Pool Table vs "Rule of 72"

                                                  Investopedia Financial Dictionary:
A rule stating that in order to find the number of years required to double your money at a given interest rate, you divide the compound return into 72.  The result is the approximate number of years that it will take for your investment to double.
Investopedia Says:
For example, if you want to know how long it will take to double your money at 12% interest, divide 12 into 72 and you get six years.
Many of us have big ticket items (> $4,000)  we have purchased and then just let  collect dust.  I’ll never forget that pool table I just could not live without another year.  We went out and purchased it on “90 days – same as cash” which by the way is not a true statement.  We knew we could put aside $1,500 a month but instead of saving for three months and paying cash we WANTED it now.  The problem was that our refrigerator went out after 5 years and we had to wait an extra month, then we needed brakes and needed to wait another month.  I am sure you are getting the point. 
When you buy on credit you are taking a huge RISK and it is what leads to financial disaster in many homes across America. Now I am not against buying big ticket items but do NOT buy them on credit.  Save and pay cash – what a novel idea.  Below are ten items that would be considered wants and not needs.  You could probably list many more.  You WANT a brand new Lexus but you NEED transportation.     
    1.  New Car 
    2.  Motorcycle
    3.  Home Furnishings
    4.  Season tickets to a sporting event  (I mean your own box)
    5.  Boat
    6.  Theater room
    7.  Pool table
    8.  Mustang you will rebuild
    9.  Vacation
    10.  Hot Tub (Come on – you gotta have the hot tub – especially when it snows!)

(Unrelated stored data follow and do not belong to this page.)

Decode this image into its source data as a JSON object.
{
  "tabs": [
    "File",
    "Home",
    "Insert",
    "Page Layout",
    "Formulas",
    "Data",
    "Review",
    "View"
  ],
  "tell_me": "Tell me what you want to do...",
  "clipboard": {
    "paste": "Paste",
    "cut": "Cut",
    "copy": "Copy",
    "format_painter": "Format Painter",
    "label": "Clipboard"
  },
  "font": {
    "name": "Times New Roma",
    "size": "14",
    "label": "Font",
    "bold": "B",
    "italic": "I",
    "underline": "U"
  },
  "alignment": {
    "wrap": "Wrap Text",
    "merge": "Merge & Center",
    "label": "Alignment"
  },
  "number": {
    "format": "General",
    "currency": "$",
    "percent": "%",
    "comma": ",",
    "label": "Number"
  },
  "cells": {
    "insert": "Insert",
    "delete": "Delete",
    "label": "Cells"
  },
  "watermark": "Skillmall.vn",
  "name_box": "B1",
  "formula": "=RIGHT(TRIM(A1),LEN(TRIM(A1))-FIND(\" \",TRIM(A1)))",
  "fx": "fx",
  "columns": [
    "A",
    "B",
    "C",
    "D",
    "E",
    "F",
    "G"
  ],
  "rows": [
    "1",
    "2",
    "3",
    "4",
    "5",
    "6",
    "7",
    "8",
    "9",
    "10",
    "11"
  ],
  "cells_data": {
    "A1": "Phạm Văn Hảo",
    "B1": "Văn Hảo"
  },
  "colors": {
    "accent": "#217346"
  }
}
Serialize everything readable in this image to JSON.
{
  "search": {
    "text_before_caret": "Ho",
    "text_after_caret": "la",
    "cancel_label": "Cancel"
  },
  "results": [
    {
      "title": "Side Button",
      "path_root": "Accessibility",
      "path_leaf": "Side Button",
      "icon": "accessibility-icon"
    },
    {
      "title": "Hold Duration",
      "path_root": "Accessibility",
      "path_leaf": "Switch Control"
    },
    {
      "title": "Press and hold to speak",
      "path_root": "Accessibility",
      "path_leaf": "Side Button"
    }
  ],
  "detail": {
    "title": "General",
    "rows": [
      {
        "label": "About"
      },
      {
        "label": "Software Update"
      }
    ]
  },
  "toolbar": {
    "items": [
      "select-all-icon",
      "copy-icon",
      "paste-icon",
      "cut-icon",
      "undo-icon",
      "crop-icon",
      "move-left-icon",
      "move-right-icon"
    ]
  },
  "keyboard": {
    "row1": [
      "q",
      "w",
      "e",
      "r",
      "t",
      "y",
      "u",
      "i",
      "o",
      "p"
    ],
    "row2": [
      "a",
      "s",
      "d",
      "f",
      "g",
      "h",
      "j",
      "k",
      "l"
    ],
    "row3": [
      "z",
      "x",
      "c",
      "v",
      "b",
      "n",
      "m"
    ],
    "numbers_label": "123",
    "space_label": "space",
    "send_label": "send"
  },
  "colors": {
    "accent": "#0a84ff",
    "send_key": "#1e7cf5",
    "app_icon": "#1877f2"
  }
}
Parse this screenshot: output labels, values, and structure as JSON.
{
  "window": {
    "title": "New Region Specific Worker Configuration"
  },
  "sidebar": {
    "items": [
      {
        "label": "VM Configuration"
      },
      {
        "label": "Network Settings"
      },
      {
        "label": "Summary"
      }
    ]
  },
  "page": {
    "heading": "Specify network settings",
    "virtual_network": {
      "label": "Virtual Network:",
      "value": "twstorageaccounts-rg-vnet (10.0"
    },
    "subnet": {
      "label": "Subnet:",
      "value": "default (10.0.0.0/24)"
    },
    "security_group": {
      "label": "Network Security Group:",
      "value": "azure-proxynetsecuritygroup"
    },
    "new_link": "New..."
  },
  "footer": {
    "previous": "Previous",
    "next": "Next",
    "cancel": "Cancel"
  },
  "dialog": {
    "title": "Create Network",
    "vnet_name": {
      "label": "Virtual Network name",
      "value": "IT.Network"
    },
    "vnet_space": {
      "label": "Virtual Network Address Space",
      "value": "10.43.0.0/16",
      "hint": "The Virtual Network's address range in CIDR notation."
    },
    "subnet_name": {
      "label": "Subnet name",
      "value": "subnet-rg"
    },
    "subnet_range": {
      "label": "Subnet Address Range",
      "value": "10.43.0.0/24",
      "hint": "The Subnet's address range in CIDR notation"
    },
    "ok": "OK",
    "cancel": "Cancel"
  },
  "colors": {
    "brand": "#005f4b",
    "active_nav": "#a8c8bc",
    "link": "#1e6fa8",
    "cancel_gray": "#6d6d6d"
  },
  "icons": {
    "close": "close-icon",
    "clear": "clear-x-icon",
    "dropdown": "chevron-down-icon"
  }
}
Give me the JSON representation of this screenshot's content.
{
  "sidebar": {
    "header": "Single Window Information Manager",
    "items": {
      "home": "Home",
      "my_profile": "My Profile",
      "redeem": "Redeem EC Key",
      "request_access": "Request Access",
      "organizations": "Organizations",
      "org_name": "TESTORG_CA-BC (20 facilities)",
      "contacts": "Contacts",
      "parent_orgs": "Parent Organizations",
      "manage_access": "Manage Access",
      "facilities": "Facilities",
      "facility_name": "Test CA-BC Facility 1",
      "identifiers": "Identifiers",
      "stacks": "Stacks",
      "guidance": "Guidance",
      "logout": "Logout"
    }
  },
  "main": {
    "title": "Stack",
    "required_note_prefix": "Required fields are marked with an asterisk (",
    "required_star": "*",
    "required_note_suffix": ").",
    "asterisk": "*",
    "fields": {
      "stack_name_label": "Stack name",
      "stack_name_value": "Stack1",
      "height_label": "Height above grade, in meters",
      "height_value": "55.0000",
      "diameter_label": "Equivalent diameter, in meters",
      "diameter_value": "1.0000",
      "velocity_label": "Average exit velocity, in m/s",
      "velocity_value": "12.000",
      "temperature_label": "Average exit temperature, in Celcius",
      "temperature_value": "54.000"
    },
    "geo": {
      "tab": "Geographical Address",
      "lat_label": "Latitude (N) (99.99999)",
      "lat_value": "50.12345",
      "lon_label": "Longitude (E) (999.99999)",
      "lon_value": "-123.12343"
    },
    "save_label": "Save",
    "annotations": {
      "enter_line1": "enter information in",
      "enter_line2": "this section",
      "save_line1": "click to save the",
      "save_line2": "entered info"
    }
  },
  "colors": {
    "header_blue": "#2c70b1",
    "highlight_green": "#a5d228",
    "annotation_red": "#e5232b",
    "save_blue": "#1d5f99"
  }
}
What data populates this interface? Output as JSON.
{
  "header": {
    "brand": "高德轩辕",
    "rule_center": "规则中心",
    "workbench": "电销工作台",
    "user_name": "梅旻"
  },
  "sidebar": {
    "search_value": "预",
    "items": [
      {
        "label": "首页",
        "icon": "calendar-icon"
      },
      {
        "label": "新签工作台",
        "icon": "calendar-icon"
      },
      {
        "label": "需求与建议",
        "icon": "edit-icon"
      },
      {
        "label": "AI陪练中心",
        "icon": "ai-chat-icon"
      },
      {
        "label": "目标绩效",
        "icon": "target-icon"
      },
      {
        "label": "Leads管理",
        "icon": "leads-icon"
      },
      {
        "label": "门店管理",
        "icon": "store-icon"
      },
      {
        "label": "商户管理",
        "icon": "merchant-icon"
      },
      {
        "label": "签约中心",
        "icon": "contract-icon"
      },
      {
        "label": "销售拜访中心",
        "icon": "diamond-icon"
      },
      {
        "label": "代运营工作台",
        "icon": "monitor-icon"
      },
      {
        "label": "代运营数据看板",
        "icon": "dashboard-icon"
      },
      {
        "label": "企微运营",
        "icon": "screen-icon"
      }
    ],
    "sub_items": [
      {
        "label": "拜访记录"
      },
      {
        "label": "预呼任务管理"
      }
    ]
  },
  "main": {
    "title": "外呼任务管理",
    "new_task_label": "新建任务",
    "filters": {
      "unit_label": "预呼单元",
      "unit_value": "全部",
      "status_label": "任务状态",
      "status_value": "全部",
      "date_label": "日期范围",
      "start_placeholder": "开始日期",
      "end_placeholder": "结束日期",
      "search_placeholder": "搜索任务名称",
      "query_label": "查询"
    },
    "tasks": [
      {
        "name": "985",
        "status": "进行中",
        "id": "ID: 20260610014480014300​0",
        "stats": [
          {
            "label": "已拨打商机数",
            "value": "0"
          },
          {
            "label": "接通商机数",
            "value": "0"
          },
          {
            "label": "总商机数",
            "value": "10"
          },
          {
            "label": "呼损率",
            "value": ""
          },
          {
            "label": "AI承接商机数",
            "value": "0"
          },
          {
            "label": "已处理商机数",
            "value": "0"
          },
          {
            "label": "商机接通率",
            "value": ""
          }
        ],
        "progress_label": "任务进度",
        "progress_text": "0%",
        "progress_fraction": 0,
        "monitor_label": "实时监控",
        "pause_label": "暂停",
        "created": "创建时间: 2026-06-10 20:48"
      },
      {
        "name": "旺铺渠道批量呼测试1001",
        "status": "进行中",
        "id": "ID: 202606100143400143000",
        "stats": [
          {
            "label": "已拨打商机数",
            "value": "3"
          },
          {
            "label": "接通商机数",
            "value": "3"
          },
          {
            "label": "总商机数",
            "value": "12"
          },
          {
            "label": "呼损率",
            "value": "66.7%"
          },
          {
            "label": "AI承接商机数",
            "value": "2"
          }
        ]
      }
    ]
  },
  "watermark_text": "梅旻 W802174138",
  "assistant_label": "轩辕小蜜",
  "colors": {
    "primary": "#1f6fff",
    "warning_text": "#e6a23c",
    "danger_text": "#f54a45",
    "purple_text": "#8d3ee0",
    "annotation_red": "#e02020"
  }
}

Now let’s take a $4,000 big ticket item and instead put it in a Roth IRA earning 12% interest.  Using the Rule of 72 if we never touched the $4,000 and put it in at age 25 by the retirement age of 67 you would have over $500,000 in the account you could start withdrawing tax free.  Wow!!!!!
Here are 5 simple steps in coming up with a “GAME PLAN” to purchase that big ticket item that you MUST have now!
         1.  Get on a Budget
       2.  Have an Emergency Fund of at least $1,000
       3.  Have all consumer debt paid off – especially credit cards
       4.  Agree with your spouse (if married) on the purchase
       5.  PAY CASH (You will probably appreciate it much more)

Are you really going to work on that mustang??